Nel 1973 la crisi petrolifera colpì forte a seguito della Guerra del Kippur: l’oro nero dei Paesi Arabi fu usato al pari di “arma politica”. L’occidente si scoprì dipendete ma gli Stati Uniti si sentirono “vulnerabili”. Più volte e per lunghe sequenze si fa riferimento al petrolio, alla sua mancanza, ai suoi derivati, al carburante per automezzi (che restano sistematicamente a secco come se la spia della riserva si occultasse per imbarazzo agli occhi dei conducenti). Dopo “Il Petroliere” (There Will Be Blood), film del 2007 in cui Anderson racconta l’epica della scoperta del greggio in California, qui si passa al remake di Caravan Petrol di Renato Carosone.

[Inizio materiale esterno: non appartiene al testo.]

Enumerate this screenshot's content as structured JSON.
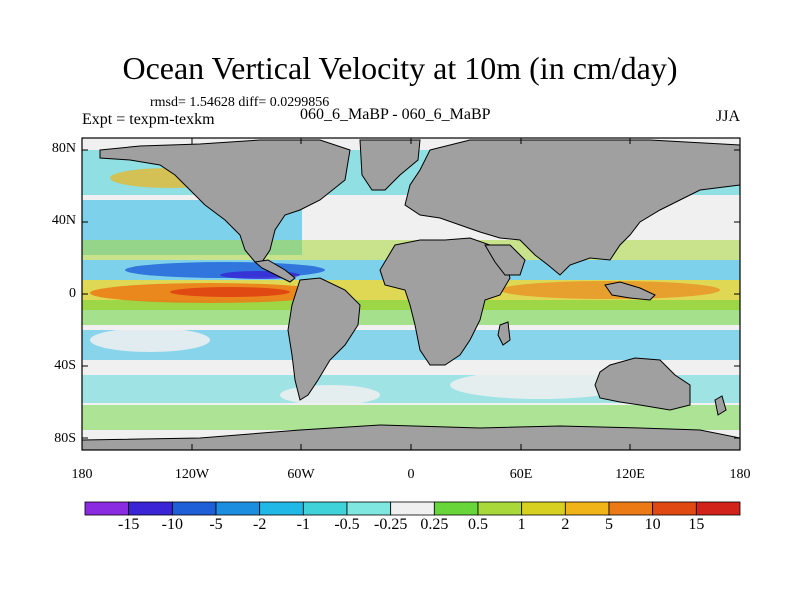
{
  "title": "Ocean Vertical Velocity at 10m (in cm/day)",
  "stats": "rmsd= 1.54628 diff= 0.0299856",
  "left_label": "Expt = texpm-texkm",
  "center_label": "060_6_MaBP - 060_6_MaBP",
  "season": "JJA",
  "y_ticks": [
    "80N",
    "40N",
    "0",
    "40S",
    "80S"
  ],
  "x_ticks": [
    "180",
    "120W",
    "60W",
    "0",
    "60E",
    "120E",
    "180"
  ],
  "colorbar": {
    "labels": [
      "-15",
      "-10",
      "-5",
      "-2",
      "-1",
      "-0.5",
      "-0.25",
      "0.25",
      "0.5",
      "1",
      "2",
      "5",
      "10",
      "15"
    ],
    "colors": [
      "#8a2be2",
      "#3a24d6",
      "#1e5fd8",
      "#1c8ee0",
      "#20b8e6",
      "#3fd2d8",
      "#7fe6e0",
      "#f0f0f0",
      "#68d63a",
      "#a8d83a",
      "#d8d020",
      "#f0b418",
      "#ec7a14",
      "#e04a12",
      "#d2231a"
    ]
  },
  "colors": {
    "land": "#a0a0a0",
    "neutral": "#f0f0f0"
  }
}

Non fraintendetemi, per favore: il film è un gioiello di rara bellezza, personale e colto, impreziosito da performance attoriali spettacolari.
Però il tutto risulta iniziatico, troppo autoreferenziale a partire dal titolo: quanti sanno che Licorice Pizza è il marchio di una storica catena di rivendite musicali del sud dalla California? Quanti coglieranno il senso dietro la spiccata vena imprenditoriale del giovane Gary? E quanti capiranno la dedica a Robert Downey Senior (a prince), papà di quel Robert Downey Jr che tutti conosciamo come IronMan?
VOTO: Tre ciaKKini e mezzo 🎬🎬🎬 1/2, per film aristocratico che è una dichiarazione d’amore all’industria cinematografica hollywoodiana, che parla a pochi e richiede uno specifico background per essere fruito appieno.
La maggior parte degli spettatori (tanti o pochi ce lo dirà la storia) si accontenteranno.